What metric is used to compute mean_validation_accuracy reported by model_parameter_search?

User 2568 | 3/15/2016, 5:28:08 AM

I'm using gridsearch.create and/or randomsearch with 'metric':'auc' however the reported 'meanvalidationaccuracy' does not look to be "auc". To test this I setup the parameters with just one set of values like this:

params = {'target':'TARGET', 'random_seed':8923,
          'class_weights':'auto','metric':'auc',
          'early_stopping_rounds':20, 'max_iterations':500,
          'step_size': 0.1,
          'max_depth': 5,
          'column_subsample': 0.6}

I then called grid search

job = gl.grid_search.create(folds,gl.boosted_trees_classifier, params)
job.get_results().sort('mean_validation_accuracy', ascending=False)

the reported 'meanvalidationaccuracy' is 0.78608260984. When I run this directly, as follows:

auc = 0
for train, validate in folds:
    model = gl.boosted_trees_classifier.create(train, validation=validate, verbose=False, **params)
    auc += model.evaluate(validate, metric='auc')['auc']
    print model.evaluate(validate, metric='auc')['auc']

print "Average:", auc/5.0

I get Average: 0.836612402121

I'm guessing that the reported 'meanvalidationaccuracy' is not "auc" as set in 'metric'

The data and notesbook are in this repo

Comments

User 1190 | 3/16/2016, 6:08:49 AM

You are right. meanvalidationaccuray is the average of accuracy. Please refer to the API docs for details about evaluator used in modelparametersearch: https://dato.com/products/create/docs/generated/graphlab.toolkits.modelparametersearch.create.html#graphlab.toolkits.modelparametersearch.create


User 2568 | 3/16/2016, 8:35:59 AM

Ok, got it. So I need to write the following

def auc_eval(model, train, test): 
    return {'train_auc':    model.evaluate(train, metric='auc')['auc'],
            'validate_auc': model.evaluate(test,  metric='auc')['auc']}

params = {'target':'TARGET', 'random_seed':8923,
          'class_weights':'auto','metric':'auc', 
          'early_stopping_rounds':20, 'max_iterations':500,
          'step_size': [0.03, 0.07, 0.1],
          'max_depth': [3, 4, 7, 9],
          'column_subsample': [1, 0.8, 0.6]}

job = gl.grid_search.create(folds,gl.boosted_trees_classifier.create,
                             params, evaluator=auc_eval)

However, I'd like to try to convince you that this is perhaps not the best approach as it is inconsistent with how boostedtreesclassifier.create works and leads to unnecessary confusion.

In params metric is set to "auc" and this passed this both to search and create. When I run boostedtreesclassifier.create: 1. progress statements are calculated using the metric passed in params 2. early stopping is base on the metric passed in param 3. The returned model has use the metric passed in param.

Further the models returned by search have used the metric set in params and not the default.

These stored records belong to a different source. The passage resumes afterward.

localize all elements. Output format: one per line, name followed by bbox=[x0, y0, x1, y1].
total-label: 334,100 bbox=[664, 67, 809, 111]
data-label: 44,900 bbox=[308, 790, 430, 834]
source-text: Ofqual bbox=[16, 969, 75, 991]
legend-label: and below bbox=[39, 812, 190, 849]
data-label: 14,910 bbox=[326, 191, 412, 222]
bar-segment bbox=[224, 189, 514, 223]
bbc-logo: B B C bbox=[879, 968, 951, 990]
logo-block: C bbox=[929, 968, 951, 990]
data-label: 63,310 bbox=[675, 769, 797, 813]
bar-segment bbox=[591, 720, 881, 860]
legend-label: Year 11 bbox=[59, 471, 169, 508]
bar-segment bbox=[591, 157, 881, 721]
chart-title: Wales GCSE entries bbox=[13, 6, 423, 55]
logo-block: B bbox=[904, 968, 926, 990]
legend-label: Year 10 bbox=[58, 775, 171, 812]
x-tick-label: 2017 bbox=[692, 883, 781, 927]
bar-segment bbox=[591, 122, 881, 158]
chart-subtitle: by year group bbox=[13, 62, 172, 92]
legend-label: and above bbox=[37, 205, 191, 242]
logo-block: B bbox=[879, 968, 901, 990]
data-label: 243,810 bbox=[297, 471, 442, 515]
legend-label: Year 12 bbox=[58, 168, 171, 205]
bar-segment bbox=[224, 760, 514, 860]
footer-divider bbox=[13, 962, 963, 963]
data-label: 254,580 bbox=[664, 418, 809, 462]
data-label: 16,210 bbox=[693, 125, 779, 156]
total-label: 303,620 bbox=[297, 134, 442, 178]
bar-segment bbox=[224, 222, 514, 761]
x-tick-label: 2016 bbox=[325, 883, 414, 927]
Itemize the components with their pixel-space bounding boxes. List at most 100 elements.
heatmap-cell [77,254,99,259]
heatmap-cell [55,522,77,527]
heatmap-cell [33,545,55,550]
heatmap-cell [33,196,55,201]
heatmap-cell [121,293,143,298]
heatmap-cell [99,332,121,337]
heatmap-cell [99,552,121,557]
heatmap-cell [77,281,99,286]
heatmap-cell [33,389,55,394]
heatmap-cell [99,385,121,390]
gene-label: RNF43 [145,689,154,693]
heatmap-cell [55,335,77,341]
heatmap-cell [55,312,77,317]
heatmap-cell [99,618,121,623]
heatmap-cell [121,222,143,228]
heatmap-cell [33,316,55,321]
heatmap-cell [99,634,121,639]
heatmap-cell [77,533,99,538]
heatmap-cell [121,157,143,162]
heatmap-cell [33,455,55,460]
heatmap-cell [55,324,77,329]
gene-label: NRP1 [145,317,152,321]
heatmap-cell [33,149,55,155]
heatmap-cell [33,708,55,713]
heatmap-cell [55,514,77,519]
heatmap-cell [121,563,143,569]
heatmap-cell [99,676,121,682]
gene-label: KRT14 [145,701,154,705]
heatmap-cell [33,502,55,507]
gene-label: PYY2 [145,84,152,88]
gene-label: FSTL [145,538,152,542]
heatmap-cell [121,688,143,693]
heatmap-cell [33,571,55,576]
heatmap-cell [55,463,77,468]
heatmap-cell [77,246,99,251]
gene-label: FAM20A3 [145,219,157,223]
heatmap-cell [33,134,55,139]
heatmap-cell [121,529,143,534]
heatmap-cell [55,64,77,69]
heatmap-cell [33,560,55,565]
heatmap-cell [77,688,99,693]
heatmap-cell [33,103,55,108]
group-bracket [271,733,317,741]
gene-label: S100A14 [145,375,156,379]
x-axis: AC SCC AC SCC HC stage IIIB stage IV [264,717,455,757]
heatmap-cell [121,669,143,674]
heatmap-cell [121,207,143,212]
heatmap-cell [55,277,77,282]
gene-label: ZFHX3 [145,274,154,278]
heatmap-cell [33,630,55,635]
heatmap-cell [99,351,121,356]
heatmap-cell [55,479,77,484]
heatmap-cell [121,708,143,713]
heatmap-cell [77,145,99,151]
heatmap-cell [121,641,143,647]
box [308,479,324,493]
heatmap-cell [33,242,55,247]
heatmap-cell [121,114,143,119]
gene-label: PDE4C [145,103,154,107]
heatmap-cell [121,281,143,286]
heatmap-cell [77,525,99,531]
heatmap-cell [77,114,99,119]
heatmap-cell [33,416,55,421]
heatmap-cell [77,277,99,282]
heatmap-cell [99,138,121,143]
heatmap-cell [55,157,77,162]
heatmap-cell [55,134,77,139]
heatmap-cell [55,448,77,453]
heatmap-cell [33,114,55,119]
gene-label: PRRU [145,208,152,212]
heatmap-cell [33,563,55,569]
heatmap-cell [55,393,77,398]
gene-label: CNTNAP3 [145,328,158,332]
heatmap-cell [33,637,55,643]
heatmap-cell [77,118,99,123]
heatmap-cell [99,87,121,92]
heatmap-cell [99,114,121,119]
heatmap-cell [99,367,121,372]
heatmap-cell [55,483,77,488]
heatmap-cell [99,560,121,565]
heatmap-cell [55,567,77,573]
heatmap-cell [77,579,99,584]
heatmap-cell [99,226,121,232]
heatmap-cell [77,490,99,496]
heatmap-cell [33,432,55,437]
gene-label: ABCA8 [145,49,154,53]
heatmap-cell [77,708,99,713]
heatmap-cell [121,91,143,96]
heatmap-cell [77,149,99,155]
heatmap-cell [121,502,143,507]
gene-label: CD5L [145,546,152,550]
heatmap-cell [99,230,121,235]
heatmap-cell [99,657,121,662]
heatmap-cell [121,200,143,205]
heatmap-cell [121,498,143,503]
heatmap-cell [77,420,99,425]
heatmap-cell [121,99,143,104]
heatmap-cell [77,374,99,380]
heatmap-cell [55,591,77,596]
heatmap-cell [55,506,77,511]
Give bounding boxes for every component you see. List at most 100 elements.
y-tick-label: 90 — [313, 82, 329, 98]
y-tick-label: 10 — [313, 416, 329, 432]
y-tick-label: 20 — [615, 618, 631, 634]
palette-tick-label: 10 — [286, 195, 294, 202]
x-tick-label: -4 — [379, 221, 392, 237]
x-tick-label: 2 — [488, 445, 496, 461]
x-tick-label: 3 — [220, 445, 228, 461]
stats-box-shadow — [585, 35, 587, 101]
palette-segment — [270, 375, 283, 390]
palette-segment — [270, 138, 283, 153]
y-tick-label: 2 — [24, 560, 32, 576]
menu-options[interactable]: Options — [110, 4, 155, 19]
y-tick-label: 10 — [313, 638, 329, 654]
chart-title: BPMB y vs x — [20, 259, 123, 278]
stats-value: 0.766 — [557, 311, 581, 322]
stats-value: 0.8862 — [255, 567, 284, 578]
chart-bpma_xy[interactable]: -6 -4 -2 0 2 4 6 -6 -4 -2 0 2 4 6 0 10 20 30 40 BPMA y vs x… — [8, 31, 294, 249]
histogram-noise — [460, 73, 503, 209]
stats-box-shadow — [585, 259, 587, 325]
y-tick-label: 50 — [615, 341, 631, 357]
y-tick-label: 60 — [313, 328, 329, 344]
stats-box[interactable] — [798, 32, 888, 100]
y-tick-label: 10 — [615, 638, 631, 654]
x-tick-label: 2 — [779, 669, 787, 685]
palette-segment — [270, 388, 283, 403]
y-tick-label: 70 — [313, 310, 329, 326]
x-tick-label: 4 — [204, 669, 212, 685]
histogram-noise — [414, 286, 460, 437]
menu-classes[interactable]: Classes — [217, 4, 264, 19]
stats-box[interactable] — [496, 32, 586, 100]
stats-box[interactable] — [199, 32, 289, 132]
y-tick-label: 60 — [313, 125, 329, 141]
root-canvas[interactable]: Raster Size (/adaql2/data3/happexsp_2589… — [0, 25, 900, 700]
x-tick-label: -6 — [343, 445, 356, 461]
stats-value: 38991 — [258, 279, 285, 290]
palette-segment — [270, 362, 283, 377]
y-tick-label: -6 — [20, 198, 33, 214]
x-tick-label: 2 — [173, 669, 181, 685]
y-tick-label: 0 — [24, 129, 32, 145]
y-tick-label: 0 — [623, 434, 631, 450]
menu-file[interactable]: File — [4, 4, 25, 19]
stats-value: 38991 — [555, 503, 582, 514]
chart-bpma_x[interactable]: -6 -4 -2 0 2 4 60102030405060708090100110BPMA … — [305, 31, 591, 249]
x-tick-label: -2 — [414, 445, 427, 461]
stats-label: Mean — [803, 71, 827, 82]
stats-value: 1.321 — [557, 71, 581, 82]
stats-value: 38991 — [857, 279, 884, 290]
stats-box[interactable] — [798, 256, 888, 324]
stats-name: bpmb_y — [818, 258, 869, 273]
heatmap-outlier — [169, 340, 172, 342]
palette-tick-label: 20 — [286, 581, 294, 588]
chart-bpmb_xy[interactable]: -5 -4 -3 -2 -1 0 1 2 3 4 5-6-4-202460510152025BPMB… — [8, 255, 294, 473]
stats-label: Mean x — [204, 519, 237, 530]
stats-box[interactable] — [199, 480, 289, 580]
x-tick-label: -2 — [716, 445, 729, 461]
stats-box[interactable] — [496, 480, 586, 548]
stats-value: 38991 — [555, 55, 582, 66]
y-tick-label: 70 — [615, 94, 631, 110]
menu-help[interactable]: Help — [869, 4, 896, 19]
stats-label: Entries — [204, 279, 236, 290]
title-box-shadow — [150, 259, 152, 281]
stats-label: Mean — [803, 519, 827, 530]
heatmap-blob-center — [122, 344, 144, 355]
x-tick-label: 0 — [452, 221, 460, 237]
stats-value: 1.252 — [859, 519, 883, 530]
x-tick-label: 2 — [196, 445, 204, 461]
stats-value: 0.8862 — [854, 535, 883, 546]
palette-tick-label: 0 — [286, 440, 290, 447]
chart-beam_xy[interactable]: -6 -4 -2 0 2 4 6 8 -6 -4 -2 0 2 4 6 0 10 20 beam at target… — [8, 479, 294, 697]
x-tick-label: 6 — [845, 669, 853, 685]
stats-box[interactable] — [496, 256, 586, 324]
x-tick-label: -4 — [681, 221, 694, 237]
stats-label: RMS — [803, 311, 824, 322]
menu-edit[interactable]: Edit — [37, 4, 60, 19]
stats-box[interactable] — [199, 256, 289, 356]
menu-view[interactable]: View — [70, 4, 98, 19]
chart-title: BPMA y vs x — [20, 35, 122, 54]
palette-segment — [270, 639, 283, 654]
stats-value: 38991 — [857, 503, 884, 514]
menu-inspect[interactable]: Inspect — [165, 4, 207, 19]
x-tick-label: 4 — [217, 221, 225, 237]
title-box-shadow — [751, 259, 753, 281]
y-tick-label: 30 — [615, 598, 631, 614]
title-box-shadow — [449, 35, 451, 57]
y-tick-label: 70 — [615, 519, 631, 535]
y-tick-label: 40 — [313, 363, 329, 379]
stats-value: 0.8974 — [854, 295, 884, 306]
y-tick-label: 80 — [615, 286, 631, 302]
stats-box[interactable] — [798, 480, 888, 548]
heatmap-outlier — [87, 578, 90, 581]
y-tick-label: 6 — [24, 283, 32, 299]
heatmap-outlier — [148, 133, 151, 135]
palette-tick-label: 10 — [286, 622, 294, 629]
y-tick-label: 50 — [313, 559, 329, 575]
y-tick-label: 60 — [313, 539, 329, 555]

The common behavior is that the 'metric' parameter setting overrides the "default" metric, but this not the case in search.

My suggestion is search be changed to align with the more common behaviour.

P.S. I was also surprised that I can't pass evaluator in params.


User 1190 | 3/17/2016, 5:36:20 PM

You have a valid point and I apologize if this API causes confusion for you. We will update the default evaluator to take 'metric' parameter into account.

'evaluator' is not a parameter to classifier.create() but a paraemter to search.create(). That's why it cannot be included in params.

Thank you very much for you feedback.